What we need now is a return to sunshine and heat, instead of the cold air from the east that has kept temperatures down in the eastern half of the country and especially the South-east region for what seems like months on end.
Wheat prices have been supported by weather issues around the world and November new crop feed wheat futures were at a five-month closing high of £123.50, which is £3.85 per tonne up on last week.
July, 2016, old crop feed wheat futures were up £4.15 to £107.45. As a result, there is a price carry of £15.15 from old to new crop and farmers with storage and available cash flow may well look to hold on their wheat in store and sell post-harvest.
Countries such as Russia, Australia and elsewhere in Europe look to have large crops for this coming harvest and Russia, for example, is forecast to produce 109m tonnes of cereals, compared to 104.8m tonnes in 2016.
Its wheat crop is projected at 61.1m tonnes and further expansion of its maize area is expected to set a new record of 13.7 million tonnes. Barley production is also expected to grow to 18.3m tonnes but will remain well below record levels.
That all means that Russia is likely to be an aggressive exporter in 2016/17, putting additional pressure on world wheat prices and, specifically, on French prices.
Crops in France have suffered from recent heavy rain and subsequent flooding along with cold conditions and all their crops have been downgraded by 2-5 % in just one week amid fears of fusarium issues.
But there would appear to be no shortage of wheat around the world, though disappointing South American production forecasts have increased the market’s reliance on large 2016 US soyabean and maize crops to ensure a growing global population gets fed.
Japan’s weather agency forecasts the development of La Nina by August, 2016, so this is giving cause for concern.
In the US, there are also concerns over the potential for La Nina and resulting dry weather which could cause stress for the newly planted soyabeans and, therefore, could impact on yield potential. Hot weather in the US for row crops is also one to watch and again is giving cause for concern.
The Brazilian maize crop forecast is now put at 76.2m tonnes compared to 85m tonnes in 2014/15 and their soya crop is expected to be down nearly 2m tonnes to 95.2m tonnes. Over the past two months the uncertainty surrounding Brazilian maize output has added a bullish sentiment to global maize markets.
In sterling terms, Chicago maize futures prices have increased by 17% since last September and currently sit at around £118 per tonne. The upward movement for maize markets has pulled other cereals such as wheat with it.
December Chicago wheat futures have increased by 11% and the gap between feed wheat and maize is narrowing, making wheat a more competitive feed grain.
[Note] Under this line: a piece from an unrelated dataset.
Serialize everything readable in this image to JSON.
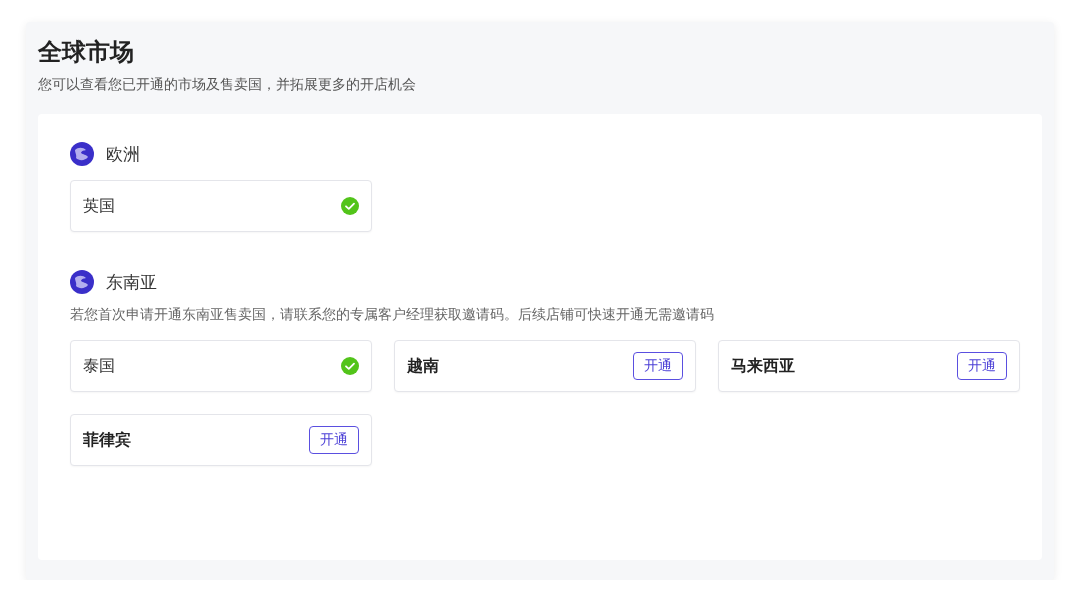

Chicago soya futures have risen 7% on the week to close at just under £290.00.
This is the highest price for the contract since June 2, 2014, and is due to a rise in fund buying activity, South American supply concerns and increasing weather worries in the US.
Exports of maize from the world’s largest producer of grain, the US, have soared over recent months and weekly nett sales of its grain for the current marketing year, which ends in August, reached 1.6m tonnes as at the week ended June 2.
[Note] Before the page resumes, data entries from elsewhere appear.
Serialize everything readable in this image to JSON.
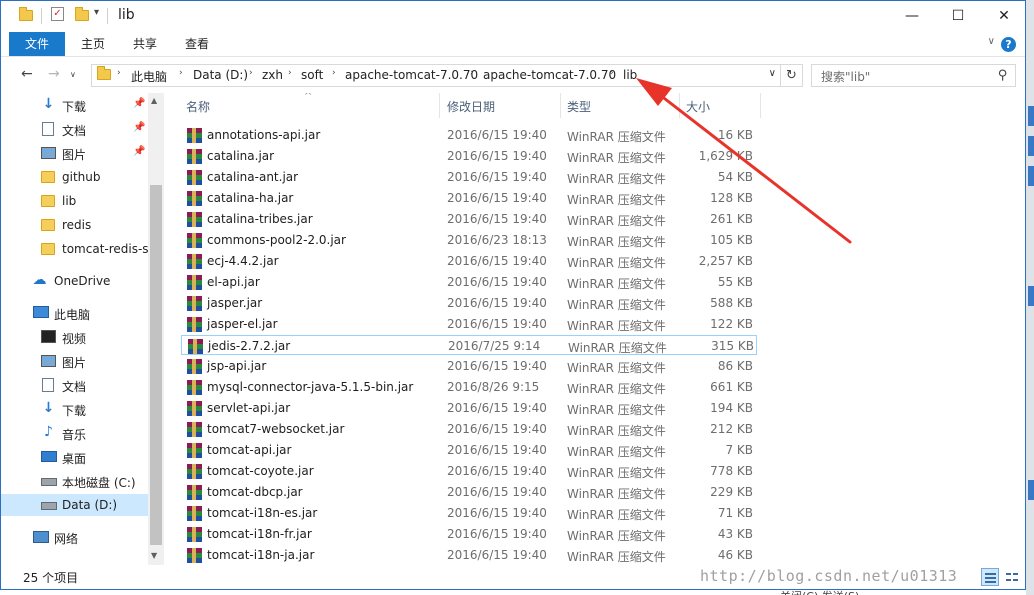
{
  "window": {
    "title": "lib",
    "controls": {
      "minimize": "—",
      "maximize": "☐",
      "close": "✕"
    }
  },
  "ribbon": {
    "tabs": [
      "文件",
      "主页",
      "共享",
      "查看"
    ],
    "help": "?",
    "expand": "∨"
  },
  "nav": {
    "back": "←",
    "forward": "→",
    "up_dropdown": "∨",
    "up": "↑",
    "breadcrumb": [
      "此电脑",
      "Data (D:)",
      "zxh",
      "soft",
      "apache-tomcat-7.0.70",
      "apache-tomcat-7.0.70",
      "lib"
    ],
    "search_placeholder": "搜索\"lib\"",
    "refresh": "↻"
  },
  "sidebar": {
    "items": [
      {
        "label": "下载",
        "icon": "download-icon",
        "pinned": true
      },
      {
        "label": "文档",
        "icon": "document-icon",
        "pinned": true
      },
      {
        "label": "图片",
        "icon": "picture-icon",
        "pinned": true
      },
      {
        "label": "github",
        "icon": "folder-icon"
      },
      {
        "label": "lib",
        "icon": "folder-icon"
      },
      {
        "label": "redis",
        "icon": "folder-icon"
      },
      {
        "label": "tomcat-redis-ses",
        "icon": "folder-icon"
      },
      {
        "label": "OneDrive",
        "icon": "onedrive-icon"
      },
      {
        "label": "此电脑",
        "icon": "this-pc-icon"
      },
      {
        "label": "视频",
        "icon": "video-icon"
      },
      {
        "label": "图片",
        "icon": "picture-icon"
      },
      {
        "label": "文档",
        "icon": "document-icon"
      },
      {
        "label": "下载",
        "icon": "download-icon"
      },
      {
        "label": "音乐",
        "icon": "music-icon"
      },
      {
        "label": "桌面",
        "icon": "desktop-icon"
      },
      {
        "label": "本地磁盘 (C:)",
        "icon": "drive-icon"
      },
      {
        "label": "Data (D:)",
        "icon": "drive-icon",
        "selected": true
      },
      {
        "label": "网络",
        "icon": "network-icon"
      }
    ]
  },
  "columns": [
    "名称",
    "修改日期",
    "类型",
    "大小"
  ],
  "files": [
    {
      "name": "annotations-api.jar",
      "date": "2016/6/15 19:40",
      "type": "WinRAR 压缩文件",
      "size": "16 KB"
    },
    {
      "name": "catalina.jar",
      "date": "2016/6/15 19:40",
      "type": "WinRAR 压缩文件",
      "size": "1,629 KB"
    },
    {
      "name": "catalina-ant.jar",
      "date": "2016/6/15 19:40",
      "type": "WinRAR 压缩文件",
      "size": "54 KB"
    },
    {
      "name": "catalina-ha.jar",
      "date": "2016/6/15 19:40",
      "type": "WinRAR 压缩文件",
      "size": "128 KB"
    },
    {
      "name": "catalina-tribes.jar",
      "date": "2016/6/15 19:40",
      "type": "WinRAR 压缩文件",
      "size": "261 KB"
    },
    {
      "name": "commons-pool2-2.0.jar",
      "date": "2016/6/23 18:13",
      "type": "WinRAR 压缩文件",
      "size": "105 KB"
    },
    {
      "name": "ecj-4.4.2.jar",
      "date": "2016/6/15 19:40",
      "type": "WinRAR 压缩文件",
      "size": "2,257 KB"
    },
    {
      "name": "el-api.jar",
      "date": "2016/6/15 19:40",
      "type": "WinRAR 压缩文件",
      "size": "55 KB"
    },
    {
      "name": "jasper.jar",
      "date": "2016/6/15 19:40",
      "type": "WinRAR 压缩文件",
      "size": "588 KB"
    },
    {
      "name": "jasper-el.jar",
      "date": "2016/6/15 19:40",
      "type": "WinRAR 压缩文件",
      "size": "122 KB"
    },
    {
      "name": "jedis-2.7.2.jar",
      "date": "2016/7/25 9:14",
      "type": "WinRAR 压缩文件",
      "size": "315 KB",
      "selected": true
    },
    {
      "name": "jsp-api.jar",
      "date": "2016/6/15 19:40",
      "type": "WinRAR 压缩文件",
      "size": "86 KB"
    },
    {
      "name": "mysql-connector-java-5.1.5-bin.jar",
      "date": "2016/8/26 9:15",
      "type": "WinRAR 压缩文件",
      "size": "661 KB"
    },
    {
      "name": "servlet-api.jar",
      "date": "2016/6/15 19:40",
      "type": "WinRAR 压缩文件",
      "size": "194 KB"
    },
    {
      "name": "tomcat7-websocket.jar",
      "date": "2016/6/15 19:40",
      "type": "WinRAR 压缩文件",
      "size": "212 KB"
    },
    {
      "name": "tomcat-api.jar",
      "date": "2016/6/15 19:40",
      "type": "WinRAR 压缩文件",
      "size": "7 KB"
    },
    {
      "name": "tomcat-coyote.jar",
      "date": "2016/6/15 19:40",
      "type": "WinRAR 压缩文件",
      "size": "778 KB"
    },
    {
      "name": "tomcat-dbcp.jar",
      "date": "2016/6/15 19:40",
      "type": "WinRAR 压缩文件",
      "size": "229 KB"
    },
    {
      "name": "tomcat-i18n-es.jar",
      "date": "2016/6/15 19:40",
      "type": "WinRAR 压缩文件",
      "size": "71 KB"
    },
    {
      "name": "tomcat-i18n-fr.jar",
      "date": "2016/6/15 19:40",
      "type": "WinRAR 压缩文件",
      "size": "43 KB"
    },
    {
      "name": "tomcat-i18n-ja.jar",
      "date": "2016/6/15 19:40",
      "type": "WinRAR 压缩文件",
      "size": "46 KB"
    }
  ],
  "status": {
    "item_count": "25 个项目"
  },
  "watermark": "http://blog.csdn.net/u01313",
  "bottom_peek": "关闭(C)    发送(S)",
  "colors": {
    "accent": "#1979ca",
    "selection": "#cce8ff",
    "annotation_arrow": "#e8332a"
  }
}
This takes the total tonnage up to 44.1m tonnes, 2% ahead of the same point last year.
Last weekend the USDA released its latest world agricultural supply and demand forecast which brought mixed estimates for global grains.
For wheat, global end of season stocks for 2016/17 are put at a record high of 257.8m tonnes. For maize, global end stocks are forecast to decrease by 1.3m tonnes to 205.1m tonnes and, despite the decrease, if realised, this would be the third highest level on record.
UK wheat exports in April reached the highest level for that month since 2010 at 243,000 tonnes. This takes the season to-to-date exports up to 2.23m tonnes, nearly 30% ahead of the same point last season.
The relative weakness of sterling since the start of 2016 has made UK wheat amongst the most competitively priced in the world, boosting exports over this period.
EU wheat exports are 9% behind the same point last season at 638m tonnes but the current level is still 22% ahead of the five-year average of 523m tonnes.
UK ex-farm prices have firmed slightly this week with bread milling wheat up 70p to £120.10, feed wheat up £1 to £105.70 and feed barley up 30p to £98.70. Oilseed rape delivered Erith is up £3.50 to £287.